Segundo Antônio Valério Netto, cofundador e diretor de educação e tecnologia da XBot, uma das principais vantagens do edutainment é tornar o professor um designer de planos de aulas (e não um mero conteudista), ajudando a converter as aulas enfadonhas em algo agradável e criativo.

Estudar pode, sim, ser uma experiência mais divertida e menos “chata”. Existe hoje uma abertura para explorar o lado divertido do conhecimento.
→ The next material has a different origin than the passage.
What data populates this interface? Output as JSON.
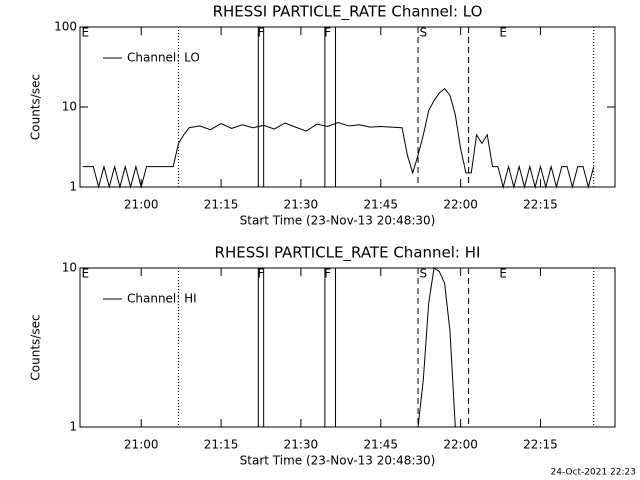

A utilização de jogos, filmes, seriados, realidade virtual e simulações são alternativas para tornar a experiência de aprendizagem mais atrativa e inesquecível.

2. Armazenamento em nuvem

Embora muitas pessoas já utilizem diariamente os serviços de armazenamento em nuvem, a tendência está agora chegando às escolas. Uma das principais vantagens da tecnologia é salvar os materiais de aprendizado para depois acessá-los em qualquer lugar e de qualquer dispositivo conectado à Internet.

Com o armazenamento em nuvem, os alunos podem iniciar um trabalho na escola e terminá-lo em casa (ou mesmo o inverso). Com o Google Drive, por exemplo, os estudantes podem armazenar documentos, apresentações e planilhas, sendo capazes de consultar os materiais a qualquer momento.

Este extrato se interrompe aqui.